A court hearing was postponed today on a bid by a Republican congressional candidate for a re-do of the Nov. 3 election that he lost to an incumbent Las Vegas-area Democrat.

Clark County District Court Judge Gloria Sturman agreed to let the case be reassigned after a lawyer representing former professional wrestler and GOP candidate Dan Rodimer raised questions about the judge’s involvement in a Democratic party organization called Emerge America.

Attorney Craig Mueller said the group’s aim to increase the number of Democratic women leaders in Congress made it likely that Sturman could not fairly hear Rodimer’s case.

Rodimer claims voter fraud and ballot-counting irregularities led to his loss to U.S. Rep.
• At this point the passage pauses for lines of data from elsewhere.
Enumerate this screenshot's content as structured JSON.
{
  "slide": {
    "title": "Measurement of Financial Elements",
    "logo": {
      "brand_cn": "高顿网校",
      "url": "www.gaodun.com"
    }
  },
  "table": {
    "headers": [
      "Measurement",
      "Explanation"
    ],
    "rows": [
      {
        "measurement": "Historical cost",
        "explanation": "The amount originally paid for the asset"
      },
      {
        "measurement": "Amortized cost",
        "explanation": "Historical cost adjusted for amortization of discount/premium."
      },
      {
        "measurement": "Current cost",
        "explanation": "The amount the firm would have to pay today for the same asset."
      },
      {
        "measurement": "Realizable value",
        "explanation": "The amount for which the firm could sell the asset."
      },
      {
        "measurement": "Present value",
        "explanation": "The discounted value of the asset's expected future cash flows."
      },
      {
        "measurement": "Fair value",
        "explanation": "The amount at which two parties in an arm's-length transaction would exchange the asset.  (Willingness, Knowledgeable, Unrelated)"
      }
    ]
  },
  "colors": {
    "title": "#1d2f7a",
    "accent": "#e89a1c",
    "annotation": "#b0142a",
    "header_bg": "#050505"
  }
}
Susie Lee by more than 12,000 votes, or about 3% of the 417,000 votes tallied in the Clark County congressional district.

The Nevada Supreme Court is scheduled Tuesday to certify elections statewide as complete.

Another judge will take up Rodimer’s request for a re-vote, which is similar to one that Sturman rejected Friday in a separate case stemming from Republican challenger Jim Marchant’s 33,000-vote loss to U.S. Rep. Steven Horsford in the state’s most populous and Democratic-leaning county.

Mueller, who also represents Marchant, lost his effort to have that case reassigned. Sturman declined to issue an immediate order calling for a new election and set a Jan. 5 hearing in that case.